Activated caspase detection in living tissue combined with subsequent retrograde labeling, immunohistochemistry or in situ hybridization in whole-mounted lamprey brains.

In the lamprey brain, there are 18 pairs of identified spinal-projecting neurons whose regenerative abilities have been characterized. The "bad-regenerating" neurons show a very delayed form of apoptosis after axotomy (Shifman et al., 2008). Theoretically, this should provide a long window of opportunity to intervene therapeutically, so it would be helpful if we could identify the early stages of this process in vivo.

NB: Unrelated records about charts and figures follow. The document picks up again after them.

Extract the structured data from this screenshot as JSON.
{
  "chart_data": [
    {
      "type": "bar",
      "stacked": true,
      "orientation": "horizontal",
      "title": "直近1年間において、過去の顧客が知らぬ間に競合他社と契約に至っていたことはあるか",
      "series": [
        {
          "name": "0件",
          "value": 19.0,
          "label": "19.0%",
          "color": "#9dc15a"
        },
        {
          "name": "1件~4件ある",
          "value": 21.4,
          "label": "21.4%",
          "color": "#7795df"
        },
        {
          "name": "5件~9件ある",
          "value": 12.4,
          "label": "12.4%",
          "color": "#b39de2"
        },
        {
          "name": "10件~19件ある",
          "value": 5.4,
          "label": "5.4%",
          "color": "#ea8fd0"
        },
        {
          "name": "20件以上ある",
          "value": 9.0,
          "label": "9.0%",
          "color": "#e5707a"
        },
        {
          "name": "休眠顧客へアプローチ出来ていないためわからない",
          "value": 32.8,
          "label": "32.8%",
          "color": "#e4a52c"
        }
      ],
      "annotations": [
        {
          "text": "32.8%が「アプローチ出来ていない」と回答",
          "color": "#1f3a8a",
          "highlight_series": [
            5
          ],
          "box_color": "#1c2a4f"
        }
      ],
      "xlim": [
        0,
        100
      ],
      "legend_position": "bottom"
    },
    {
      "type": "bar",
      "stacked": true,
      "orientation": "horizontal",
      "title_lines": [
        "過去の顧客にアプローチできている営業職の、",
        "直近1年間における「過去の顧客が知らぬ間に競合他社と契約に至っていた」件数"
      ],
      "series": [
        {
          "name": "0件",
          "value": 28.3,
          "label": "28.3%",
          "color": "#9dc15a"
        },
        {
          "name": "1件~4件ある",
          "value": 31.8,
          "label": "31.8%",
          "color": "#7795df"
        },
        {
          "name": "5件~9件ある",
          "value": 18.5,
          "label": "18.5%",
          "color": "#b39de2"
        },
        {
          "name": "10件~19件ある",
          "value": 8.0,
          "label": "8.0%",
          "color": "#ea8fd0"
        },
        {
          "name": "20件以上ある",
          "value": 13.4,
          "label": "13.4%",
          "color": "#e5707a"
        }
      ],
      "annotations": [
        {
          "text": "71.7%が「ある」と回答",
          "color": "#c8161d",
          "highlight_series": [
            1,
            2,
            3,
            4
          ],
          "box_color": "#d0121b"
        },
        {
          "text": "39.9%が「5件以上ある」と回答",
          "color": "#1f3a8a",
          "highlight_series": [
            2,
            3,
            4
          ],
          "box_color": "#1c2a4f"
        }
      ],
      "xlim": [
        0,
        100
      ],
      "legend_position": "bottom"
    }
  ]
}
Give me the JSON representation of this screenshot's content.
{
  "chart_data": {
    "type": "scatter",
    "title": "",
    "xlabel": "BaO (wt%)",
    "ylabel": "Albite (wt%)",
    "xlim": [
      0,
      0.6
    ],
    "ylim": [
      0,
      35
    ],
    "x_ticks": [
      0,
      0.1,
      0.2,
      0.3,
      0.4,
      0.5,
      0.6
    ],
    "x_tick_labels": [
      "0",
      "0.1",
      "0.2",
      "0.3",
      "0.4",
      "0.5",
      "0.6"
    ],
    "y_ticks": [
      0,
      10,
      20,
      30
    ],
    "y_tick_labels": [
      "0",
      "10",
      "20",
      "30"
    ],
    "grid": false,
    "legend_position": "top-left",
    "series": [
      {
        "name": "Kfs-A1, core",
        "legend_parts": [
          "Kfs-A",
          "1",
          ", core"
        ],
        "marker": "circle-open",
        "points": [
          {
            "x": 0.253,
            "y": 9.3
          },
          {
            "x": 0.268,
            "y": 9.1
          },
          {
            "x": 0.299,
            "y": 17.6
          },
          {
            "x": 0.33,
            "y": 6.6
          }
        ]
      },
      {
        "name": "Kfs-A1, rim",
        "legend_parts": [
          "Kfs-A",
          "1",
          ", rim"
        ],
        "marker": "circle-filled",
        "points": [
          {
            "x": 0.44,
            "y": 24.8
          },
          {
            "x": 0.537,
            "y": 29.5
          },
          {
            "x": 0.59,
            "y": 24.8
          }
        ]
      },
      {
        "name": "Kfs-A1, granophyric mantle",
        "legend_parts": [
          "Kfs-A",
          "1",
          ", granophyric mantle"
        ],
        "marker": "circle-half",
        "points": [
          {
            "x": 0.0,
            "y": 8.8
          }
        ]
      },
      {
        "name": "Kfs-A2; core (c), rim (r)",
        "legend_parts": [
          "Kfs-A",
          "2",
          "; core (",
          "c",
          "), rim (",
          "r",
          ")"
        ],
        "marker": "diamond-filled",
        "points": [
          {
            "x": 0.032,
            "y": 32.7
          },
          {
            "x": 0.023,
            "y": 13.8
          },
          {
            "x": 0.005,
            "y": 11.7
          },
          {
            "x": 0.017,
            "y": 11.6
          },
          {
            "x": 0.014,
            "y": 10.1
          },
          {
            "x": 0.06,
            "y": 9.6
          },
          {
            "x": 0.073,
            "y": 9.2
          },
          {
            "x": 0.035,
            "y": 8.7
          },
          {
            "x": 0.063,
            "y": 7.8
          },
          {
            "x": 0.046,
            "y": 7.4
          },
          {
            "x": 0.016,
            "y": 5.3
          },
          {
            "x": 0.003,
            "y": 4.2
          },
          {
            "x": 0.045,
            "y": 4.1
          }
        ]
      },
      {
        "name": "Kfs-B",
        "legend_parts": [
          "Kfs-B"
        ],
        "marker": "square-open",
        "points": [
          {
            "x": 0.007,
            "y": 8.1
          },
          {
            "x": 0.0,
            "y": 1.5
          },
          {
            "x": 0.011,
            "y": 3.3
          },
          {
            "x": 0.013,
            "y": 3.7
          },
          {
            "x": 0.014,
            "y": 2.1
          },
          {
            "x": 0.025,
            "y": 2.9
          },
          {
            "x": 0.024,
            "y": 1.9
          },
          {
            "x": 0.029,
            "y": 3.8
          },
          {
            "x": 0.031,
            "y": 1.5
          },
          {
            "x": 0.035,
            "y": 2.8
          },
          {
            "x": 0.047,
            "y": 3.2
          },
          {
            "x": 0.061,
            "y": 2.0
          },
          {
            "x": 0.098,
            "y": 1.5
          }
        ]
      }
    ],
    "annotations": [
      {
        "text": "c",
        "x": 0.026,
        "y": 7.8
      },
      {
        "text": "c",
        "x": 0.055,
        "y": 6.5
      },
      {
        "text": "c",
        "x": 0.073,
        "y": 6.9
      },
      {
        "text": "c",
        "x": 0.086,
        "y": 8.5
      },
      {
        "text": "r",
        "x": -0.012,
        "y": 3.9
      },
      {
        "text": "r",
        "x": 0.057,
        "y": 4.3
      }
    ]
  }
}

Until now, there has been no method to link mRNA or protein expression directly to early-stages neuronal apoptosis in vivo. Here we describe a double-labeling protocol in whole-mounted lamprey brain for simultaneous detection of early stage apoptosis, using Fluorochrome-Labeled Inhibitors of Caspases (FLICA), and either mRNA, using in situ hybridization, or protein expression, using immunohistochemistry. To improve brain preservation, the working temperature during the FLICA stage was lowered from 37°C to 4°C (Barreiro-Iglesias and Shifman, 2012). Using this method, neurofilament protein was demonstrated by immunohistochemistry in neurons previously reacted by FLICA. The method also revealed that mRNA for the receptor protein tyrosine phosphatase PTPσ is expressed selectively in FLICA-positive neurons. In addition, our study showed that a retrograde labeling technique can be used in the context of FLICA labeling. FLICA label colocalized with TUNEL staining, confirming that FLICA labeling is a reliable marker of apoptosis in lamprey brain. Our results suggested that we can combine caspase detection with other techniques in vivo to investigate the roles and mechanisms of activated caspases and other molecules in retrograde cell deaths and regenerative abilities of neurons.